What are testing metrics and how can we best use them?
When asked by management how your testing is going. Rather than responding with a vague statement that is open to misinterpretation. It is instead easier for others to digest if you have a quantifiable response to their question.
Something that they can visualise, understand and then communicate to their clients if asked. Commonly known as a metric.
When implemented effectively. Metrics for software testing efforts can be a great tool to assist managers in not only tracking various statistics like test effectiveness, performance, or team efficiency. But also helping others to understand the overall quality of the product. The risks that have been identified, those which have been tested and any outstanding items.
With software development being a long journey to take, and with many actions to complete. It can be easy to think that the best types of statistics to track are ones related to percentages, or measured in fractions of a larger number.
Unfortunately, it turns out that these types of statistics are not very helpful in a software testing context. They can be too high level, too vague at times and not take into account important quality factors.
Let’s start by looking at what a metric is, some examples of common metrics that are collected and reported on. And finally, I’ll share some tips to construct better, more useful metrics.
My definition of a testing metric
Metrics in software testing are a way for us to track certain attributes of our ongoing, and past testing activities. We can then communicate these to others in the form of conversations or status updates. Providing others with the ability to understand our current actions, future targets and previous results.
Metrics are the result of various insights which are then used to drive change, improve processes and evolve peoples understanding.
“Measurement is the first step that leads to control and eventually to improvement. If you can’t measure something, you can’t understand it. If you can’t understand it, you can’t control it. If you can’t control it, you can’t improve it.”
H. James Harrington
Unfortunately, when most metrics are created. The author can often fall into the trap of creating statistics that serve little purpose, aren’t very helpful or simply misleading.
Number of test cases executed and defects found
I can see these metrics being helpful if you wanted to track the status of the testing that your software product is undergoing.
But unfortunately, software testing is rarely easy to measure in a length of time. Like a loading bar that slowly creeps its way up to 100% where everything is complete.

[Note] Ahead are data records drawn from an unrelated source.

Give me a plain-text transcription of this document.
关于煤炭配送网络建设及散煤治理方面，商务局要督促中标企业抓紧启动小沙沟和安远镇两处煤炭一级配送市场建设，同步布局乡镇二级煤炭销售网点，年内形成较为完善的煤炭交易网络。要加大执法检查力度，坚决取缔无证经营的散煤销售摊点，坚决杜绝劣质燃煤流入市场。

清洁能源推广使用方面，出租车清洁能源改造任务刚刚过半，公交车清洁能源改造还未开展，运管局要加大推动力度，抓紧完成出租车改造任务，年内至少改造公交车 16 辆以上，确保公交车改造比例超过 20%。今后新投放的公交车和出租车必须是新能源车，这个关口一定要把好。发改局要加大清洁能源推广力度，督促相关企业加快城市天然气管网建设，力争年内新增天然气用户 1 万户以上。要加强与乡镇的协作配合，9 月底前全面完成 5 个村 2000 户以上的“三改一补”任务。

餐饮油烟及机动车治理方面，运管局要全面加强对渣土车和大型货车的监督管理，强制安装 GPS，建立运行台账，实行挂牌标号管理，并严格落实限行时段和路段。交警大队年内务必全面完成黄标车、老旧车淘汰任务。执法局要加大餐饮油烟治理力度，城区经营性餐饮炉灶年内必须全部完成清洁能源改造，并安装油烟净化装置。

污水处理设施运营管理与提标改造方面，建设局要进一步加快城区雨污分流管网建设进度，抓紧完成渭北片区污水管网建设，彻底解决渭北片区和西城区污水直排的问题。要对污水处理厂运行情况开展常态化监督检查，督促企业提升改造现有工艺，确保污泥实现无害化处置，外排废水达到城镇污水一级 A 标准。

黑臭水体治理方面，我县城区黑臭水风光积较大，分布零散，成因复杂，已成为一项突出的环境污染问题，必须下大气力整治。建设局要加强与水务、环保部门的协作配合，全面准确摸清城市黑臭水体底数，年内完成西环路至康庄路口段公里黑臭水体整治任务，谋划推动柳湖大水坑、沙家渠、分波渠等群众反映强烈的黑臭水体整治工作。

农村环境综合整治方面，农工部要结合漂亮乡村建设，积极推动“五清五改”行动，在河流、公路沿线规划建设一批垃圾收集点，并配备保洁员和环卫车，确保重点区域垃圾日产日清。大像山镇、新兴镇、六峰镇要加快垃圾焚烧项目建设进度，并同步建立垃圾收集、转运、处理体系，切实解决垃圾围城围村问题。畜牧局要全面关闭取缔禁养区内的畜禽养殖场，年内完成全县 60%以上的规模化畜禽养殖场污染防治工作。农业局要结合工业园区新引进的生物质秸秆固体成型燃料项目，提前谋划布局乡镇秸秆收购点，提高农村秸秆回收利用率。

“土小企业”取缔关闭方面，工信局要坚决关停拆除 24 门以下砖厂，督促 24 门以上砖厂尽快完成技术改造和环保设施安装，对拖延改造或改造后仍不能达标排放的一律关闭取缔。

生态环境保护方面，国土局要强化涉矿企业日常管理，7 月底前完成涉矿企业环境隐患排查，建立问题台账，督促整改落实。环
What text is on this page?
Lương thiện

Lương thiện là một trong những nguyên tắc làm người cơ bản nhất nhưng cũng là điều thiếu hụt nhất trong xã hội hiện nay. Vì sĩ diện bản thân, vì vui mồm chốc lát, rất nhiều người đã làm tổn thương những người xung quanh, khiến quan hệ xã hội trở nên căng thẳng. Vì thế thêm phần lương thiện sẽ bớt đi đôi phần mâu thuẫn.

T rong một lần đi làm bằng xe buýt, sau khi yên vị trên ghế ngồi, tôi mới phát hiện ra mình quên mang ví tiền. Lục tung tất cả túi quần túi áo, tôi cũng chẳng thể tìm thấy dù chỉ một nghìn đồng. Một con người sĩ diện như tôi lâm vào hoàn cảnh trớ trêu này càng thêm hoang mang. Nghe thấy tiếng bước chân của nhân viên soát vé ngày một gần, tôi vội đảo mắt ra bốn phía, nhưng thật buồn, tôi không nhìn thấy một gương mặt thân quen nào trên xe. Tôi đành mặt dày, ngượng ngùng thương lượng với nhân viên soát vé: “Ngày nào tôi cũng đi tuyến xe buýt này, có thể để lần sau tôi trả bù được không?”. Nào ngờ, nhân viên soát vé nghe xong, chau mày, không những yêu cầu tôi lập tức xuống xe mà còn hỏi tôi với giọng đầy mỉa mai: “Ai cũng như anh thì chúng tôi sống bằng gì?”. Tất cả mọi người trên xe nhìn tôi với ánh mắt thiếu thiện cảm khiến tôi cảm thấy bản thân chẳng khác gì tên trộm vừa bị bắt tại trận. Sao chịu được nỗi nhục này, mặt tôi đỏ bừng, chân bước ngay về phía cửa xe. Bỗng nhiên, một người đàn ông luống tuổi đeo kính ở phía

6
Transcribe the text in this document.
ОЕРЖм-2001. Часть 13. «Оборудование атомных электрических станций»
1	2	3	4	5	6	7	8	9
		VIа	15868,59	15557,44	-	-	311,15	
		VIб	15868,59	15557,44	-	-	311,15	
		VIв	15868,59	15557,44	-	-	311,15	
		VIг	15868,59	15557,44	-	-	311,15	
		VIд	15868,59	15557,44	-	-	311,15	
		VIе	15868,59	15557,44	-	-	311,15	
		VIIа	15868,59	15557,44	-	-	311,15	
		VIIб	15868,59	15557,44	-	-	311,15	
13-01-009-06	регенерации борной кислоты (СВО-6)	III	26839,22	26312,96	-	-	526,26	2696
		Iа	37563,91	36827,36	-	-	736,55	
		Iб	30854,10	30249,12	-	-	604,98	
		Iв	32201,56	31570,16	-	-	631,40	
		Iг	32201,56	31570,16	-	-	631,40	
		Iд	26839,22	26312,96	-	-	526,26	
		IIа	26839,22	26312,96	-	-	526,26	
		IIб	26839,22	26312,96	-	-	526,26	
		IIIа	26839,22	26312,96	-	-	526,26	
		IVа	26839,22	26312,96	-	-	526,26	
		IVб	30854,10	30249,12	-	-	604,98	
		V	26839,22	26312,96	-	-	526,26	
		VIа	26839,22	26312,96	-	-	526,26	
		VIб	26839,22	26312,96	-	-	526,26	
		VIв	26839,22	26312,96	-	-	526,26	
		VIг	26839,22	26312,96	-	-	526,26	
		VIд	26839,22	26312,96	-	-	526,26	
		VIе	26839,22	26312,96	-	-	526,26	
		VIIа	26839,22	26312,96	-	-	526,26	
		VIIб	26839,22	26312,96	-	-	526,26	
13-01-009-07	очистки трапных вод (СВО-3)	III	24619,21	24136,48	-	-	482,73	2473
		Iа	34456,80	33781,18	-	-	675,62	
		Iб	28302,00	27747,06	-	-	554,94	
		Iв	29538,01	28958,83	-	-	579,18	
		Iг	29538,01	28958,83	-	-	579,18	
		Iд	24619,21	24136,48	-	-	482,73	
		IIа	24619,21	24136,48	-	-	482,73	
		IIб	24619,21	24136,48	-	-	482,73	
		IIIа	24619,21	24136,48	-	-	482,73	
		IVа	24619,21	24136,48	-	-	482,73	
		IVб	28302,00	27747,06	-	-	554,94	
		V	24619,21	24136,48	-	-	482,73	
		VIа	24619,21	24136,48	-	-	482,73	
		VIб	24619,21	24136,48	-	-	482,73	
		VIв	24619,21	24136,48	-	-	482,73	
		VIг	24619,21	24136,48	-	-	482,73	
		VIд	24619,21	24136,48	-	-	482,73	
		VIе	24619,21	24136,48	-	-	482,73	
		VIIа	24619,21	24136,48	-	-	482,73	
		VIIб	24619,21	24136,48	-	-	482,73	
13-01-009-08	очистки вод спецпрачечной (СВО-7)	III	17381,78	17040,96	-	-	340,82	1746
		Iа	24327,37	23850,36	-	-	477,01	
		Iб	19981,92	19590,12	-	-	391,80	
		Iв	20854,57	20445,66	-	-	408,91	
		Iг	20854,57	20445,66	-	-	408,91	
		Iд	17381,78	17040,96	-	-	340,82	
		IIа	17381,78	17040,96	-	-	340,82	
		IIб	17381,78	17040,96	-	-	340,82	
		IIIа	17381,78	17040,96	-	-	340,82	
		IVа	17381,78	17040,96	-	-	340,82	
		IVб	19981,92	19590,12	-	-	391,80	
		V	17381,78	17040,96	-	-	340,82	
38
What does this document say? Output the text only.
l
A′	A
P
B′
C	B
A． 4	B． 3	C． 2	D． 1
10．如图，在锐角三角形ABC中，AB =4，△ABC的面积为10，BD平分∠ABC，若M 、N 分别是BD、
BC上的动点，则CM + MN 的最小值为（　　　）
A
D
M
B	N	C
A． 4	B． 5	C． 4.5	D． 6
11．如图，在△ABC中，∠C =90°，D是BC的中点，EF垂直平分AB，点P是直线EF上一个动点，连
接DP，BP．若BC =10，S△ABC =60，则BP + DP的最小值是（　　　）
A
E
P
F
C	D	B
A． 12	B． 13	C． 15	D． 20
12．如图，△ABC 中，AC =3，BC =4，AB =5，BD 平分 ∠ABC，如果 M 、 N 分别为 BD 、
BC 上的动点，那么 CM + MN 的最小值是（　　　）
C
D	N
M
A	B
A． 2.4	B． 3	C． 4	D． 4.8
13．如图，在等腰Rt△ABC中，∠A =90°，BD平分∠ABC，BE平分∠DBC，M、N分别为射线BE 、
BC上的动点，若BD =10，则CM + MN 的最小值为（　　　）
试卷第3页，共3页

It also doesn’t separate those test cases that are critical for the software to operate. Such as the admin area of a CRM application. Or those that aren’t critical, and related to non-core functionality.
Nor does it separate those bugs which are non-critical in nature like a typo in a greeting message, or the login box being the wrong shade of grey.
Number of defects found per tester
Testers should be working in collaboration with each other (especially in an Agile project). Not feel that are in competition with their colleagues to uncover an arbitrary number of defects, no matter their impact on the software.
One tester may find more bugs due to defect clustering, leaving others to test more stable parts of the system.
Also, it can provide management with an unfair opinion of a tester who will be getting an incomplete view of the testers contributions.
Anything that measures one tester against another is a bad metric in my view. It discourages teamwork and promotes a “me vs you” mentality in testing teams.
Percentage of automated tests
Having every single test case automated means nothing if it provides the same feedback as having only a few of your tests automated.
Plus, if your software is prone to change. Or has a fast development cycle. Your automated checks will easily break. Losing valuable time as a result because of maintaining an automation suite that is not providing value.
Automation should be used to support testing efforts. Not be a replacement entirely.
Metrics aid your navigation
Different levels of an organisation keep track of and use metrics in different ways. For example, the development teams might keep metrics related to how many features they’ve coded or the number of defects they’ve fixed.
Stakeholders might track metrics related to the efficiency of a department. Or those related to revenue-creating activities.
Testers need to find the right metrics that they can report on that make the most sense for them. Moulding them around software quality. And not on meaningless figures like ‘number of tests executed’.
Because as we have seen. Not only are these figures meaningless in a quality context. They can also be quite damaging to the testing team.
When we use metrics correctly. Creating ones that are meaningful to others and define what your goal is. Other people will better understand where you are trying to get to, the obstacles you are facing. And will be in a better position to help you on your journey.